Gorilla With A Badge: Ape / Agent Helps In Arrest Of A Smuggling Suspect

MIAMI - The zoo official peered into the crate and admired his prize. It looked like a gorilla. It grunted like a gorilla.

But rather than getting a prized animal for his zoo back home, the state of Mexico's director of parks and zoos was promptly arrested Monday on charges of violating the U.S. Endangered Species Act. That was surprise No. 1.

Surprise No. 2: The gorilla got out of the crate.

Mexican zoo chief Victor Bernal freaked out. He screamed. He ran. He tried to jump off the plane.

Surprise No. 3: The gorilla was a U.S. Fish and Wildlife agent.

"We kept telling him, `We're police! We're police!' But even after the agent took the hood off, he couldn't believe a gorilla wasn't coming after him," said Monty Halcomb, special agent in charge of the Fish and Wildlife Service's Southeastern region, who posed as the plane's pilot.

Bernal appeared in federal court yesterday, along with two government aides and two importers also arrested on charges that they tried to smuggle endangered animals. If convicted, they could each face up to 10 years in prison.

Federal agents say the Mexicans paid $92,500 to bring the gorilla to the Toluca Zoo in Toluca, Mexico. Their gorilla had died.
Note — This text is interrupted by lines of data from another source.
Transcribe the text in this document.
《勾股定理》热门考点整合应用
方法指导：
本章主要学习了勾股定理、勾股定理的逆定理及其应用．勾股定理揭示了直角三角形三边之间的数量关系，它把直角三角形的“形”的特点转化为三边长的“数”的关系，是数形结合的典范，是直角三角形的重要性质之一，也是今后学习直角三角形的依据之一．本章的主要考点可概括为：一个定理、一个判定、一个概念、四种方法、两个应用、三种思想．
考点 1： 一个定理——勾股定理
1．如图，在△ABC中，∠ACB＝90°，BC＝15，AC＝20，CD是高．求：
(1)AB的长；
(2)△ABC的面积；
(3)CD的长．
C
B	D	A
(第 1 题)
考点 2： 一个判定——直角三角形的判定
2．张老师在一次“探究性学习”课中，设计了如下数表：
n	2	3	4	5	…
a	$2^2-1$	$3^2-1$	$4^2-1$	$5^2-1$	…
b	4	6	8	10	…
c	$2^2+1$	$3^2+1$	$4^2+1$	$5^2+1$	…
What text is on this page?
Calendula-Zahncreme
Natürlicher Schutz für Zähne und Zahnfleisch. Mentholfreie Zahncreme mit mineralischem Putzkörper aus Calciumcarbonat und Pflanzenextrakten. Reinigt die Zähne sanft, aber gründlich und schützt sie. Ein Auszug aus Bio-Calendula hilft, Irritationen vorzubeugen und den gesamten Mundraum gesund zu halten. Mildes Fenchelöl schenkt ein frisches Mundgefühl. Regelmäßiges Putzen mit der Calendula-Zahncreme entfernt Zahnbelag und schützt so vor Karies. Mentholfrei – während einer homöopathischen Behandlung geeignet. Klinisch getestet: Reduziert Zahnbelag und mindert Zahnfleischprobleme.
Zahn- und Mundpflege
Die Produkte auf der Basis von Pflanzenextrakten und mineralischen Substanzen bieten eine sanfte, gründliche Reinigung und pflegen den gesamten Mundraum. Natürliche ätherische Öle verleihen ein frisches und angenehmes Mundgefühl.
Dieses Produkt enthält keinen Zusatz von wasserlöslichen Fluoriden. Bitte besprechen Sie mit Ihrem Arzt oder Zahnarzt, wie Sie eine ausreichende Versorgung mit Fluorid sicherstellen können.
So importer Eduardo Berges called Michael Block, one of the world's busiest primate dealers, based in Miami. Berges thought Block would deliver. Instead Block turned him in.

Block had been charged with violating endangered-species laws

himself, alleged to have acted as the middleman in a smuggling deal that left three orangutans dead. Facing 12 years in a federal pen, he cooperated with agents.

On Jan. 12, Bernal, the director of zoos for the Central Mexican state of Mexico, flew to Miami. He met with Block and the supposed seller, U.S. Fish and Wildlife senior agent Jorge Enrique Picon. At Parrot Jungle and Metrozoo, they looked at the goods: a 6-year-old gorilla and a baby orangutan.

Bernal liked what he saw, agents said. He wanted a pilot. He wanted a plane. And he wanted fake permits for the primates.

When the Mexicans arrived at the airport Monday night, a DC-3 plane from the U.S. Customs Service was waiting. Inside was a gorilla in a cage.

The agent perfected his part right down to the smell: also on loan from Metrozoo, a few shovels of authentic gorilla manure.